WHAT STARTED him in music was the weekly program his school used to have when he was in eighth grade. One week one of his friends got up and did some songs on guitar.

          “I figured that was what I wanted to do too,” he says. “My first guitar was one my uncle had. It had a crack down the back so big you could see through it.”

          He was in bands throughout high school and listened to a lot of blues, especially B. B. King. His local favorite was Raven and he’d sneak off to see them whenever he had a free evening.

          When he transferred to Buffalo State after a couple years at Niagara County Community College, he joined a versatile quartet called Blue Avenue, which lived and died at a club near Erie Community College in Clarence which then was called The Zodiac.

* * *

“WE WERE there 11 months and we had some great times,” he says. “Then I graduated and went into the National Guard and spent the summer of 1971 in Louisiana. It was 115 in the shade. They called it Little Vietnam.”

          Back in Buffalo too late to get into graduate school, he joined a commercial group called Fresh Heir, but they played only two or three nights a week, making hardly enough money to live on. They dissolved last July.

          At 23, Frank’s aware that his musical career may have limitations. That’s why he’s studying at Columbia School of Broadcasting with an eye toward getting a part-time job as a disc jockey.

          “I want to develop radio as a sideline,” he says. “After all, I don’t expect to be doing what I’m doing now forever.”

* * * * *

FOOTNOTE: Music turned out to be Frank’s sideline. For nearly 30 years, as Frank Mayo, he was a professor of speech and theater arts at Genesee Community College in Batavia. Before that happened, he spent six years gigging around L.A. and Nashville.

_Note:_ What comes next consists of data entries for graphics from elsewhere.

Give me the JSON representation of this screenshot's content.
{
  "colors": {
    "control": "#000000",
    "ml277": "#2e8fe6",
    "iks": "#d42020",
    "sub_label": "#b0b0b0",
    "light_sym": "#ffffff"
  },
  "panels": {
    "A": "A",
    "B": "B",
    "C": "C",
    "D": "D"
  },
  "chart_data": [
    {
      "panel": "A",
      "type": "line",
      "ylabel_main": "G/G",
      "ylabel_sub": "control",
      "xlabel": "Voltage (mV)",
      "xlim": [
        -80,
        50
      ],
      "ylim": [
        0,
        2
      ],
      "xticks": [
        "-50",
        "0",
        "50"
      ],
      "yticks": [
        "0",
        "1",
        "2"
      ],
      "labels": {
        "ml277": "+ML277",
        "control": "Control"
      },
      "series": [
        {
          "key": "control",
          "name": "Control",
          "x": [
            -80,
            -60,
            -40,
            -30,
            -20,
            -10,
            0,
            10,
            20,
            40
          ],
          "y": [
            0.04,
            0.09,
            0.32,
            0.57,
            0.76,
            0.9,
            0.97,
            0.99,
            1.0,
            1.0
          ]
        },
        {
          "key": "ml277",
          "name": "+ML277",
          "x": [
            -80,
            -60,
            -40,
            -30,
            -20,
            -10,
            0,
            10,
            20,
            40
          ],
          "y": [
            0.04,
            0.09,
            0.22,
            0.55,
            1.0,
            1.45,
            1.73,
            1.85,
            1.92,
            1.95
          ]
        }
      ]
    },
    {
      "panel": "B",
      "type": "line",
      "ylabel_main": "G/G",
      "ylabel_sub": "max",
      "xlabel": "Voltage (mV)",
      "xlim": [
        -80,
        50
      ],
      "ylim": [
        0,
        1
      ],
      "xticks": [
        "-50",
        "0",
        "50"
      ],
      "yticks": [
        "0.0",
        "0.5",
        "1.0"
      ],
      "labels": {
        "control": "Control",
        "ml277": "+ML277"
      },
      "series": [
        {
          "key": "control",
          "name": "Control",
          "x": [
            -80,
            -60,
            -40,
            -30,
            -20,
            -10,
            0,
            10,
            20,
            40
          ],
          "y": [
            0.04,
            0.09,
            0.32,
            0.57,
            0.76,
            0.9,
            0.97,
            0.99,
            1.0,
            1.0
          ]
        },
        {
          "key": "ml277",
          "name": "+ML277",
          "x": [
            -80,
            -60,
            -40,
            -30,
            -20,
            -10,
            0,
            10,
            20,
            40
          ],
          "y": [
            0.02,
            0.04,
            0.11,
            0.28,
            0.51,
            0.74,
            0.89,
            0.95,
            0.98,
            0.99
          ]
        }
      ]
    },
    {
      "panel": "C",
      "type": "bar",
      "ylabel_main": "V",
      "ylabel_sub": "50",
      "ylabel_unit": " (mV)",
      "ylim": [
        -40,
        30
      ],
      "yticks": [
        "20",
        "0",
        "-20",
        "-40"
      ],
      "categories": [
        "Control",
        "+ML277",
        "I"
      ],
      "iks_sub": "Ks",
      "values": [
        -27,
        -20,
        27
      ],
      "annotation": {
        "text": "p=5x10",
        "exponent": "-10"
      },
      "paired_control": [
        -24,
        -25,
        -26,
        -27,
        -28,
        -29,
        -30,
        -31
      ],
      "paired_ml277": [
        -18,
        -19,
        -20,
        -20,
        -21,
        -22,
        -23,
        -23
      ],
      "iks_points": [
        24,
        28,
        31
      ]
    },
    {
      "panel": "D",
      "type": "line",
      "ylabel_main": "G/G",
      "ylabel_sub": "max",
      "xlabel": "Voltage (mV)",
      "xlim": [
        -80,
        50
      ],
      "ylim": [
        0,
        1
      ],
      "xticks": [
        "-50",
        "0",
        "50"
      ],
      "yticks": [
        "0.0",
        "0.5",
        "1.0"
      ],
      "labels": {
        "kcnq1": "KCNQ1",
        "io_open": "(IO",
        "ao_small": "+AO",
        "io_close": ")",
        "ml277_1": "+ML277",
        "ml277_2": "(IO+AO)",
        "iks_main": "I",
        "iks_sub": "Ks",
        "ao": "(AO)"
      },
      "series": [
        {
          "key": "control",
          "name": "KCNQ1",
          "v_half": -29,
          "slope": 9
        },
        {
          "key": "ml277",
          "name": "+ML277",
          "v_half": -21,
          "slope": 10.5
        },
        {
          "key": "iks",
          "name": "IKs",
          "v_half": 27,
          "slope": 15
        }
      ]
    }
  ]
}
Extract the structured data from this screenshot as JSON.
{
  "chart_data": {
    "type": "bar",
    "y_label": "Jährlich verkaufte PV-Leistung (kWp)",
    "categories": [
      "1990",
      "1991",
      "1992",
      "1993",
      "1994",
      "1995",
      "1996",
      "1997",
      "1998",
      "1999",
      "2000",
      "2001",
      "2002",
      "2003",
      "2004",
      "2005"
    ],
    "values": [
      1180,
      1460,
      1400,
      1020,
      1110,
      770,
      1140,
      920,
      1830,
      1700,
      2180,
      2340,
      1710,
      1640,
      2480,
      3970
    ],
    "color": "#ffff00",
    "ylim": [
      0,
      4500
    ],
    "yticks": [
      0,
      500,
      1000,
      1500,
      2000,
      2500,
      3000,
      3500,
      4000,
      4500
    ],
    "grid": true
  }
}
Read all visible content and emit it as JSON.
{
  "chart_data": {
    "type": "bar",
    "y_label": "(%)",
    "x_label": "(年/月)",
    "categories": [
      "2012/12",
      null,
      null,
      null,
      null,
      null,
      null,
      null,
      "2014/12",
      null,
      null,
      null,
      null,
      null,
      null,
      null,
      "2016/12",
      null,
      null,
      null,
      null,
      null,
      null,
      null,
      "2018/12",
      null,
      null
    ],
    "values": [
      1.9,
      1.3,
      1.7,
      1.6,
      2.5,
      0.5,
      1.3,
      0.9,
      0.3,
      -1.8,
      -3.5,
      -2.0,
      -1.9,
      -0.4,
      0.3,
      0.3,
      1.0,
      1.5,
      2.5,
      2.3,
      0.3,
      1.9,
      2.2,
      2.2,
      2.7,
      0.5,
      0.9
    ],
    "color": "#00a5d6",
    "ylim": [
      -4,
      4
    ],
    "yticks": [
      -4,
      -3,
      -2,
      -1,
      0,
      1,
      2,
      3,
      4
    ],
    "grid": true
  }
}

On stage, he’s Sonny Mayo. And he’s kept on songwriting. He generated a dozen albums between “So Far So Good,” released in Nashville in 1981, and “Chasing the Chord,” which came out here on the Thunder Road Music label in 2016.

He also plays regularly, often for benefit shows, either as a solo performer or with his trio, The Lowdown, doing folk, blues and Americana. He can be seen and heard Thursday, July 22, in the Chandelier Bar at Salvatore’s Italian Gardens on Transit Road in Depew, in the Burgers and Blues for a Cause series.